Non-defense capital goods orders excluding aircraft, a closely watched proxy for business spending plans, dropped 0.6% last month, the Commerce Department’s Census Bureau said on Thursday. Data for April was revised slightly higher to show these so-called core capital goods orders rising 0.3% instead of 0.2% as previously reported.
Economists polled by Reuters had forecast core capital goods orders edging up 0.1%.
Business spending on equipment is under pressure from higher interest rates and softening demand for goods.
A survey from the Institute for Supply Management early this month noted that “demand remains elusive as companies demonstrate an unwillingness to invest due to current monetary policy and other conditions.”

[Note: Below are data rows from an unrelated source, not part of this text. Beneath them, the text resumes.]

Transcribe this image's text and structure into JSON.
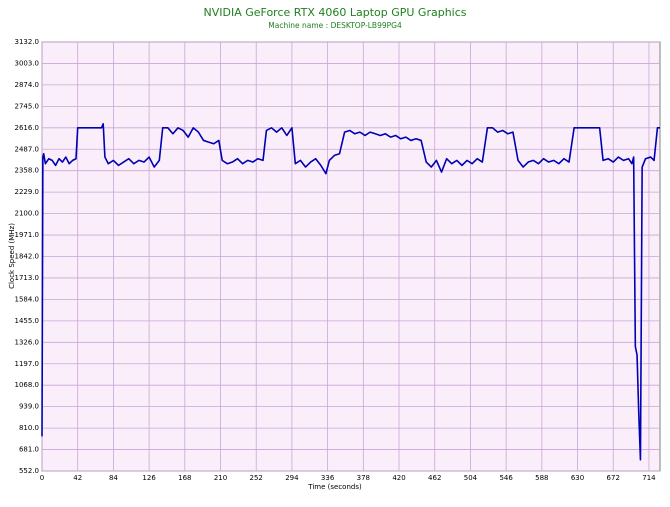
{
  "chart_data": {
    "type": "line",
    "title": "NVIDIA GeForce RTX 4060 Laptop GPU Graphics",
    "subtitle": "Machine name : DESKTOP-LB99PG4",
    "x_label": "Time (seconds)",
    "y_label": "Clock Speed (MHz)",
    "xlim": [
      0,
      727
    ],
    "ylim": [
      552,
      3132
    ],
    "xticks": [
      0,
      42,
      84,
      126,
      168,
      210,
      252,
      294,
      336,
      378,
      420,
      462,
      504,
      546,
      588,
      630,
      672,
      714
    ],
    "yticks": [
      {
        "value": 552,
        "label": "552.0"
      },
      {
        "value": 681,
        "label": "681.0"
      },
      {
        "value": 810,
        "label": "810.0"
      },
      {
        "value": 939,
        "label": "939.0"
      },
      {
        "value": 1068,
        "label": "1068.0"
      },
      {
        "value": 1197,
        "label": "1197.0"
      },
      {
        "value": 1326,
        "label": "1326.0"
      },
      {
        "value": 1455,
        "label": "1455.0"
      },
      {
        "value": 1584,
        "label": "1584.0"
      },
      {
        "value": 1713,
        "label": "1713.0"
      },
      {
        "value": 1842,
        "label": "1842.0"
      },
      {
        "value": 1971,
        "label": "1971.0"
      },
      {
        "value": 2100,
        "label": "2100.0"
      },
      {
        "value": 2229,
        "label": "2229.0"
      },
      {
        "value": 2358,
        "label": "2358.0"
      },
      {
        "value": 2487,
        "label": "2487.0"
      },
      {
        "value": 2616,
        "label": "2616.0"
      },
      {
        "value": 2745,
        "label": "2745.0"
      },
      {
        "value": 2874,
        "label": "2874.0"
      },
      {
        "value": 3003,
        "label": "3003.0"
      },
      {
        "value": 3132,
        "label": "3132.0"
      }
    ],
    "grid": true,
    "x": [
      0,
      1,
      2,
      4,
      8,
      12,
      16,
      20,
      24,
      28,
      32,
      36,
      40,
      42,
      48,
      54,
      60,
      66,
      70,
      72,
      74,
      78,
      84,
      90,
      96,
      102,
      108,
      114,
      120,
      126,
      132,
      138,
      142,
      148,
      154,
      160,
      166,
      172,
      178,
      184,
      190,
      196,
      202,
      208,
      212,
      218,
      224,
      230,
      236,
      242,
      248,
      254,
      260,
      264,
      270,
      276,
      282,
      288,
      294,
      298,
      304,
      310,
      316,
      322,
      328,
      334,
      338,
      344,
      350,
      356,
      362,
      368,
      374,
      380,
      386,
      392,
      398,
      404,
      410,
      416,
      422,
      428,
      434,
      440,
      446,
      452,
      458,
      464,
      470,
      476,
      482,
      488,
      494,
      500,
      506,
      512,
      518,
      524,
      530,
      536,
      542,
      548,
      554,
      560,
      566,
      572,
      578,
      584,
      590,
      596,
      602,
      608,
      614,
      620,
      626,
      632,
      638,
      644,
      650,
      656,
      660,
      666,
      672,
      678,
      684,
      690,
      694,
      696,
      698,
      700,
      702,
      704,
      706,
      710,
      716,
      720,
      724,
      727
    ],
    "series": [
      {
        "name": "Clock Speed",
        "color": "#0000b4",
        "values": [
          760,
          2440,
          2460,
          2400,
          2430,
          2420,
          2390,
          2430,
          2410,
          2440,
          2400,
          2420,
          2430,
          2616,
          2616,
          2616,
          2616,
          2616,
          2616,
          2640,
          2440,
          2400,
          2420,
          2390,
          2410,
          2430,
          2400,
          2420,
          2410,
          2440,
          2380,
          2420,
          2616,
          2616,
          2580,
          2616,
          2600,
          2560,
          2616,
          2590,
          2540,
          2530,
          2520,
          2540,
          2420,
          2400,
          2410,
          2430,
          2400,
          2420,
          2410,
          2430,
          2420,
          2600,
          2616,
          2590,
          2616,
          2570,
          2616,
          2400,
          2420,
          2380,
          2410,
          2430,
          2390,
          2340,
          2420,
          2450,
          2460,
          2590,
          2600,
          2580,
          2590,
          2570,
          2590,
          2580,
          2570,
          2580,
          2560,
          2570,
          2550,
          2560,
          2540,
          2550,
          2540,
          2410,
          2380,
          2420,
          2350,
          2430,
          2400,
          2420,
          2390,
          2420,
          2400,
          2430,
          2410,
          2616,
          2616,
          2590,
          2600,
          2580,
          2590,
          2420,
          2380,
          2410,
          2420,
          2400,
          2430,
          2410,
          2420,
          2400,
          2430,
          2410,
          2616,
          2616,
          2616,
          2616,
          2616,
          2616,
          2420,
          2430,
          2410,
          2440,
          2420,
          2430,
          2400,
          2440,
          1300,
          1250,
          900,
          620,
          2380,
          2430,
          2440,
          2420,
          2616,
          2616
        ]
      }
    ]
  }
}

The Federal Reserve has maintained its benchmark overnight interest rate in the current 5.25%-5.50% range since last July. Financial markets expect the U.S. central bank to start its easing cycle in September, though policymakers recently adopted a more hawkish outlook. The Fed has hiked its policy rate by 525 basis points since 2022 to quell inflation.

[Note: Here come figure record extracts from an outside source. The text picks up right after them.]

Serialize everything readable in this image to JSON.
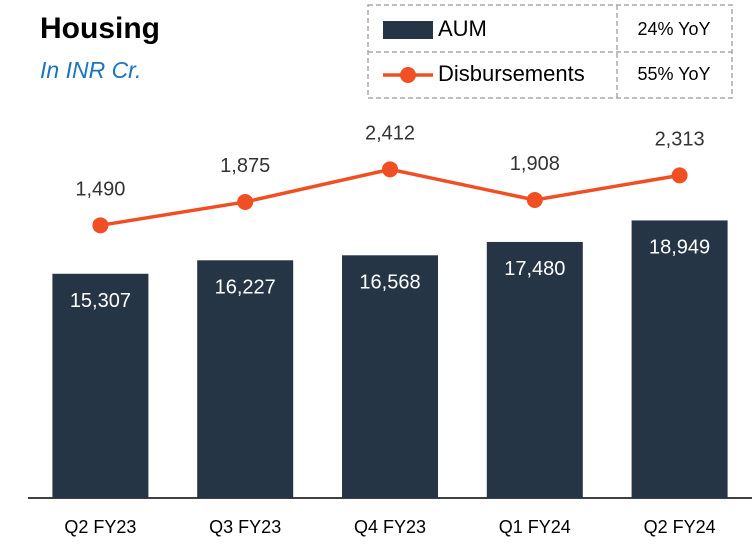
{
  "chart_data": {
    "type": "bar",
    "title": "Housing",
    "subtitle": "In INR Cr.",
    "categories": [
      "Q2 FY23",
      "Q3 FY23",
      "Q4 FY23",
      "Q1 FY24",
      "Q2 FY24"
    ],
    "series": [
      {
        "name": "AUM",
        "type": "bar",
        "color": "#263545",
        "values": [
          15307,
          16227,
          16568,
          17480,
          18949
        ],
        "value_labels": [
          "15,307",
          "16,227",
          "16,568",
          "17,480",
          "18,949"
        ],
        "yoy": "24% YoY"
      },
      {
        "name": "Disbursements",
        "type": "line",
        "axis": "y2",
        "color": "#f04e23",
        "values": [
          1490,
          1875,
          2412,
          1908,
          2313
        ],
        "value_labels": [
          "1,490",
          "1,875",
          "2,412",
          "1,908",
          "2,313"
        ],
        "yoy": "55% YoY"
      }
    ],
    "ylim": [
      0,
      22800
    ],
    "y2lim": [
      -3000,
      2500
    ]
  }
}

Core capital goods shipments dropped 0.5% after rising 0.4% in April. Non-defense capital goods orders decreased 0.9%, falling for a second straight month. Shipments of these goods tumbled 1.5% after increasing 2.1% in April. These shipments go into the calculation of the business spending on equipment component in the gross domestic product report.
Business spending on equipment rose marginally in the first quarter, making a tiny contribution to the economy’s 1.4% annualized growth pace during that period.
Orders for durable goods, items ranging from toasters to aircraft meant to last three years or more, edged up 0.1% in May after a downwardly revised 0.2% gain in April.
Durable goods orders were previously reported to have advanced 0.6% in April. Transportation orders rose 0.6%, reflecting a 0.7% increase in motor vehicle orders.
Commercial aircraft orders fell 2.8%. Boeing (NYSE:BA) reported on its website that it had received only four orders for aircraft last month compared to seven in April.
The planemaker has been beset by problems, inviting scrutiny from regulators and customers since a Jan. 5 incident in which a smaller 737 MAX operated by Alaska Airlines was forced to make an emergency landing after a fuselage panel blew out mid-flight.
There were decreases in orders for machinery, primary metals as well as electrical equipment, appliances and components. Orders for computers and electronic products nudged up 0.1%.